Our solution was to use an existing (also highly researched) motion planning algorithm on the map to generate a feature vector about the current status of the environment wrt agent and goal locations.

Our state is then defined as the output of this feature vector along with the information on current goal weights and previous states.

The action for each agent is an integer corresponding to:

0 - stop
1 - go towards objective 1
.
.
K - go towards objective K

This removes the problem of learning the motion planning for shortest path since the direction for each goal has already been captured during the generation of states.

Our Agent then, is now a branched dueling double q learning network (BDDQN) which learns the optimal q function and generates the optimal policy for our problem.

The agent is also provided with an intrinsic reward function to interpolate over the time steps with 0 rewards. Other details have been omitted but now the complete system can be described as follows:

Results

The algorithm was trained on a GTX 1050Ti system with 7th gen Intel i7. This made it impossible to train over 2500 iterations for different scenarios. But few important behaviors emerged out of the training process and have been described below.

For a single agent multiple-objective configuration, you can see that it finds the optimal planning i.e. to solve the closest and most important goal first: (time steps left to right, top to bottom)

In the multiple agent multiple-objective scenario, the algorithm behaved differently wrt the time limit for each instance of the simulation.

On setting low time limit, most agents demonstrated the common behavior of completing at least a single goal as soon as possible. The green, blue and orange plots represent n_agents>n_goals, n_agents=n_goals and n_agents<n_goals. Iterations along x axis and total reward along y axis.
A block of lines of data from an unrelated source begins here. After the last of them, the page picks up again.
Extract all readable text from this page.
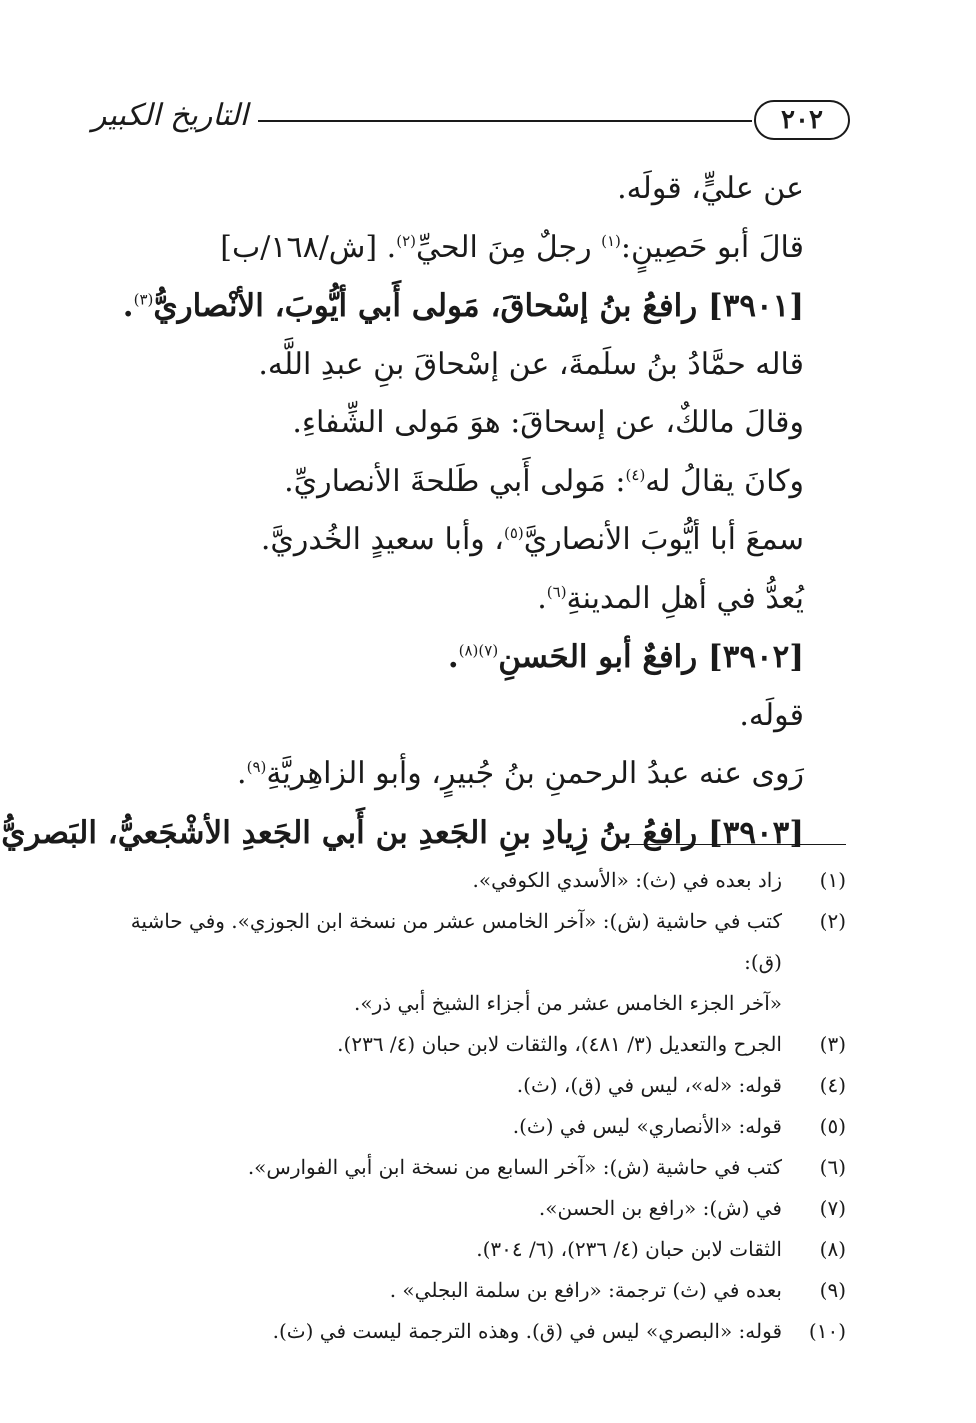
٢٠٢
التاريخ الكبير
عن عليٍّ، قولَه.
قالَ أبو حَصِينٍ:$^{(١)}$ رجلٌ مِنَ الحيِّ$^{(٢)}$. [ش/١٦٨/ب]
[٣٩٠١] رافعُ بنُ إسْحاقَ، مَولى أَبي أيُّوبَ، الأنْصاريُّ$^{(٣)}$.
قاله حمَّادُ بنُ سلَمةَ، عن إسْحاقَ بنِ عبدِ اللَّه.
وقالَ مالكٌ، عن إسحاقَ: هوَ مَولى الشِّفاءِ.
وكانَ يقالُ له$^{(٤)}$: مَولى أَبي طَلحةَ الأنصاريِّ.
سمعَ أبا أيُّوبَ الأنصاريَّ$^{(٥)}$، وأبا سعيدٍ الخُدريَّ.
يُعدُّ في أهلِ المدينةِ$^{(٦)}$.
[٣٩٠٢] رافعٌ أبو الحَسنِ$^{(٧)(٨)}$.
قولَه.
رَوى عنه عبدُ الرحمنِ بنُ جُبيرٍ، وأبو الزاهِريَّةِ$^{(٩)}$.
[٣٩٠٣] رافعُ بنُ زِيادِ بنِ الجَعدِ بن أَبي الجَعدِ الأشْجَعيُّ، البَصريُّ
(١)
زاد بعده في (ث): «الأسدي الكوفي».
(٢)
كتب في حاشية (ش): «آخر الخامس عشر من نسخة ابن الجوزي». وفي حاشية (ق):
«آخر الجزء الخامس عشر من أجزاء الشيخ أبي ذر».
(٣)
الجرح والتعديل (٣/ ٤٨١)، والثقات لابن حبان (٤/ ٢٣٦).
(٤)
قوله: «له»، ليس في (ق)، (ث).
(٥)
قوله: «الأنصاري» ليس في (ث).
(٦)
كتب في حاشية (ش): «آخر السابع من نسخة ابن أبي الفوارس».
(٧)
في (ش): «رافع بن الحسن».
(٨)
الثقات لابن حبان (٤/ ٢٣٦)، (٦/ ٣٠٤).
(٩)
بعده في (ث) ترجمة: «رافع بن سلمة البجلي» .
(١٠)
قوله: «البصري» ليس في (ق). وهذه الترجمة ليست في (ث).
On setting a high time limit, the agents moved independently to the nearest goals in most cases. When n_agents>= n_goals, the leftover agents refused to move often but all other agents move towards single nearest goals and hence end the game with comparatively higher total rewards (green-blue). But during the orange case, all agents moved towards the most important goals, leaving behind less important goals and hence a lower reward overall.